After countless years of debate, there are now some significant changes coming to Europe. These affect online copyright all across the European Union.
These changes have been passed by the European Parliament with a final vote on the matter.
The problem is there are actually two articles passed. Even each of these has brought with it plenty of controversies, but the most significant one being Article 13.
Here we will take a look at what happened in Europe, how it will affect you, and ultimately, we will see what you can do about it as an internet user or content creator.
What is Article 13?
The EU Copyright Directive article 13, or its full name The European Union Directive on Copyright in the Digital Single Market is a set of directives that are detailed under Article 13. Now, it is the responsibility of content publishers to ‘take down’ any copyrighted material.
This is primarily aimed at content sharing services. In the word of the law, they state that these content sharing services stick to the Article 13 amendment definition:
“take, in cooperation with rights holders, appropriate and proportionate measures leading to the non-availability of copyright or related-right infringing works or another subject-matter on those services, while non-infringing works and other subject matter shall remain available.”
This has significant implications for services such as YouTube and the likes. At present, sites like YouTube work alongside copyright holders and remove content any material that infringes copyright if asked to do so.
Article 13 goes way beyond this because it means that services such as YouTube will need automated detection services to weed out this content before it is uploaded.
The Opposers and How Article 13 Impacts Publishers
Because this directive can impact YouTube more than any other service in the short-term, they have been rather vocal on the matter.
The CEO Susan Wojcicki quoted on their blog:
“Article 13 as written threatens to shut down the ability of millions of people — from creators like you to everyday users — to upload content to platforms like YouTube.”
What it appears she is trying to say is that this is only the beginning. Because there are to be filters in place that are used to block this content, it could be all copyrighted content is blocked from being published.
This even includes content that is deemed suitable to be published under the ‘fair use’ clause.
Even this is just the tip of the iceberg because there is also the question of any such filters being able to determine who the actual copyright holders of the content are.

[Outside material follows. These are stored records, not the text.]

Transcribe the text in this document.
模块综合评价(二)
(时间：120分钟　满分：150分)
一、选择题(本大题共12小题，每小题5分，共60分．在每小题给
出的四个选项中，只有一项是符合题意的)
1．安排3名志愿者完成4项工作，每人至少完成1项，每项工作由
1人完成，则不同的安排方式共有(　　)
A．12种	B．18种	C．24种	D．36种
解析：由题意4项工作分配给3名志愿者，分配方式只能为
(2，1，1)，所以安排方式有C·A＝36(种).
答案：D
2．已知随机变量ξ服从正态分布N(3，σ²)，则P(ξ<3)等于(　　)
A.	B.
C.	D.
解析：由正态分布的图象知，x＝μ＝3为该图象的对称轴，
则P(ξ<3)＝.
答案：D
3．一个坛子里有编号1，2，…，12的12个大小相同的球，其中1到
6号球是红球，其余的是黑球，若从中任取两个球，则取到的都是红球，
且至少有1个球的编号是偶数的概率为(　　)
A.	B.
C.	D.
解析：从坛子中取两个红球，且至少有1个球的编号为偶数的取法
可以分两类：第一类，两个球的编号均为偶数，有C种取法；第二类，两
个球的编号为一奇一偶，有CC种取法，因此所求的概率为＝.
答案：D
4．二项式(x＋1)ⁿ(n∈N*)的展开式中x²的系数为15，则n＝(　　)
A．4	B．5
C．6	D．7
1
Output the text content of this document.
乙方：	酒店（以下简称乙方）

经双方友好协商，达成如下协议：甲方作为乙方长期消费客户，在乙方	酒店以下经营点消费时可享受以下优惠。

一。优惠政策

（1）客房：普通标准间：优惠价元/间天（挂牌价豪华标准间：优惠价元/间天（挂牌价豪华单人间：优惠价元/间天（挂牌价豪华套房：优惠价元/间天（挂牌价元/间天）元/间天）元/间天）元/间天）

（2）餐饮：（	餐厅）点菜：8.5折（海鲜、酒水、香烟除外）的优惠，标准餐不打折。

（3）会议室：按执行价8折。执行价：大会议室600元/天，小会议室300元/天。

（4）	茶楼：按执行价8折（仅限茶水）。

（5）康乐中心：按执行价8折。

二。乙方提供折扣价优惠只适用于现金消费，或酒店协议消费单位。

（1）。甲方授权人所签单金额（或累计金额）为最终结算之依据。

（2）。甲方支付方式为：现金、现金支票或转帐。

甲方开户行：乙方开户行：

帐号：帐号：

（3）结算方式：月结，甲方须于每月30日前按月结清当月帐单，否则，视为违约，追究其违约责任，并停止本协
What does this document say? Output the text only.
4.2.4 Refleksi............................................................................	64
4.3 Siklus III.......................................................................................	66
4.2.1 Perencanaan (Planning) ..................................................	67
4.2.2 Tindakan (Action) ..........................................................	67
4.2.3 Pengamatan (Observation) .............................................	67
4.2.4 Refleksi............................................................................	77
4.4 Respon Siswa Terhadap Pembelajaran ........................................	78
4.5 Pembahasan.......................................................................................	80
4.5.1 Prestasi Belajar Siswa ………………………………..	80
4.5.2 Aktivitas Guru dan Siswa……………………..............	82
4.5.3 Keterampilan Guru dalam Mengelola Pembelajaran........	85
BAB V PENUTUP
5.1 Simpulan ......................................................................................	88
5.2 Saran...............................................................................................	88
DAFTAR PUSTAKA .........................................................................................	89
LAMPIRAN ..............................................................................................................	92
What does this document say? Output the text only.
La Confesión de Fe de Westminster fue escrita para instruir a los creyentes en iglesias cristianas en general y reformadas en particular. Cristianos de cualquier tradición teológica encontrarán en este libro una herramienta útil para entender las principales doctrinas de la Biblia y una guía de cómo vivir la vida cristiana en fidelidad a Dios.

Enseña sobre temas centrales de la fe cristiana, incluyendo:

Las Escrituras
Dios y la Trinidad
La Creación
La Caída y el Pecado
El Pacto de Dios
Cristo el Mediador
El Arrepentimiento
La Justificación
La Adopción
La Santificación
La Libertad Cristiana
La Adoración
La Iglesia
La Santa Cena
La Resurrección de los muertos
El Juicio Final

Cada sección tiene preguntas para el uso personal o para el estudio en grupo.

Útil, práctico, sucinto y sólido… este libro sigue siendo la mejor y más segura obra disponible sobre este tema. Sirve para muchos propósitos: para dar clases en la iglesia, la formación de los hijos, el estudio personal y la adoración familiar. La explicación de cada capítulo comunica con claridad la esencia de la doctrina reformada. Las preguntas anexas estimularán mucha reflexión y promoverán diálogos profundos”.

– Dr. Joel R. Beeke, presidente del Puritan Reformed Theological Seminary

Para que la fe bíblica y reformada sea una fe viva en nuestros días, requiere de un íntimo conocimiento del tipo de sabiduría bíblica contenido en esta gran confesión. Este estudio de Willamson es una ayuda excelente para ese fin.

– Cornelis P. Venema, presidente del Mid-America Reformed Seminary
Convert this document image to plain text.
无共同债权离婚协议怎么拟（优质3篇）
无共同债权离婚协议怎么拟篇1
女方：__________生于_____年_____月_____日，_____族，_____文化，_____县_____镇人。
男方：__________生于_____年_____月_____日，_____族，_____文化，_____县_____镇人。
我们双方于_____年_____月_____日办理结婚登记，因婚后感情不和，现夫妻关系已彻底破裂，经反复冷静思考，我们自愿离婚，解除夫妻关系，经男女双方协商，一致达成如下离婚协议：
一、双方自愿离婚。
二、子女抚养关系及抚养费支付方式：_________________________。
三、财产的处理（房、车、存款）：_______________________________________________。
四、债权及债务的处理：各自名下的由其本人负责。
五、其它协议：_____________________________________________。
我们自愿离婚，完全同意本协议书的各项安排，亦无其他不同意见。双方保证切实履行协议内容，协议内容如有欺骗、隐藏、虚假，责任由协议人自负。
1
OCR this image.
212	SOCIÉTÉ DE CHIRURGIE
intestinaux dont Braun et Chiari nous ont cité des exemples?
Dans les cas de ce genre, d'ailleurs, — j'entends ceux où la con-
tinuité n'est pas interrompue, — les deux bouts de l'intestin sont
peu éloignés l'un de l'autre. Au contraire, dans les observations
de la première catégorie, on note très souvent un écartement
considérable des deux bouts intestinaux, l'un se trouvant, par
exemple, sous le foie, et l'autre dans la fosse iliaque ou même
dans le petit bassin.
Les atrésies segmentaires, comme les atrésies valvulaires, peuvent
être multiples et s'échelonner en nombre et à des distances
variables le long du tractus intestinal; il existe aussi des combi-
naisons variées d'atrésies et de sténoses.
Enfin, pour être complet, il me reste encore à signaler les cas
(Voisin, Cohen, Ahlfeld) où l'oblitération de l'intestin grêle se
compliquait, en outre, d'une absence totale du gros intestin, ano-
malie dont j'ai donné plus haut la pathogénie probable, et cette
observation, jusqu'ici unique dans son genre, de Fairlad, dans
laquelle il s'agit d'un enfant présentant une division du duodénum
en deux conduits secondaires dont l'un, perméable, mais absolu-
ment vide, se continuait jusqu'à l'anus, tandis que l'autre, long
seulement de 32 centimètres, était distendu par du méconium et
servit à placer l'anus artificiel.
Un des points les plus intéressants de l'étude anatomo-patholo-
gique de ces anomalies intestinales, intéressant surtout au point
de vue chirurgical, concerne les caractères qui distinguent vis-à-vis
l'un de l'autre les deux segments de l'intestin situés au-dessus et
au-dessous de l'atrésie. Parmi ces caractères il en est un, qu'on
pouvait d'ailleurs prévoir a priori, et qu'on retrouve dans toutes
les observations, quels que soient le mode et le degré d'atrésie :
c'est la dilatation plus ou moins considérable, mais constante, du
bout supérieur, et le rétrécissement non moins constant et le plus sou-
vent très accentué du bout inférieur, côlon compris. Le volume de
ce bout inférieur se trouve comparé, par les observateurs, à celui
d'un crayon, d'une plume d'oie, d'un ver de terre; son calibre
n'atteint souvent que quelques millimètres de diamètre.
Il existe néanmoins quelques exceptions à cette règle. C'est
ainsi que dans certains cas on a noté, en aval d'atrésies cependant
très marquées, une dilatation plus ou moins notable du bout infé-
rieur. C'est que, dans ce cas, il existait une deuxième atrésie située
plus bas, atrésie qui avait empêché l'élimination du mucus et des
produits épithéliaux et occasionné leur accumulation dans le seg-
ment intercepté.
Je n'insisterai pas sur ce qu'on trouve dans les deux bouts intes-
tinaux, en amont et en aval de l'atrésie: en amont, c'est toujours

The primary effect on a publisher of Article 13 coming into force will at the end of the day be their revenue.
With these nooses being tightened around any copyrighted content, there are numerous publishers along with YouTube who will be unable to present the same levels of service and breadth of material as they currently can.
As a result, consumers will be turning to other platforms which are already paying the copyright holders for their work.
One hope is that each member state decides on the exact rules which they will put in place or any punishment that will be handed out. As of yet, this isn’t a European Union Law, and there are two years for everyone to comply.
Who is Supporting Article 13?
The primary supporters for Article 13 are the known creators of content or the rights holders. Two of the best-known areas will be the movie and music industries who face a continual battle with copyright infringement.
Just in the first batch of signatories who are supporting this direct, 84+ companies are in full support. While a majority of these organizations are claiming their artists are losing out, there is
YouTube who claims that there is a fair deal of revenue that is passed back to these artists where it is duly deserved.
Either way, there are things which need fixing because superstar artists such as James Blunt are showing their support, so they do feel they are being mistreated.
How it Affects Users
The YouTube concerns were also echoed by the European commissioner for human rights. They state that the proposal is incompatible with the ‘1966 International Covenant on Civil and Political Rights.’ [Source]
To summarize the conclusion of this letter, it was saying publishers may err on the side of caution, and by doing so, they will be neutering freedom of expression.
Depending on how each country decides, the UK may see a dramatic downturn in the amount of content they can watch. In its most basic form, this will be a form of internet censorship but from a different angle.
Not only this, it could be that some services now become subscription based rather than being a free hosting service.
What Can Users Do?
A user will have a couple of options. They can wait and see if these services do cut content as they are ordered to, and if this does change these services to become subscription based. If this is the case, they may look elsewhere for their content.
However, there is one option which can solve everything in one swoop. This is the use of a VPN service. Users can carry on watching all the content they wish while bypassing any Article 13 legislation or directive.
This only applies to European countries so the full breadth of content can be accessed from other regions. This is also the same for content creators who do tread in the grey area of copyright infringement.
These publishers can publish their content with no restrictions or loss of revenue. As it stands, it appears memes are exempt at the moment.
There will be ways around it, but using a top tier VPN service is the most reliable way, and it will allow UK users to access the internet as if nothing happened. They can still retain their freedom of expression while not be dictated to what they can and can’t watch.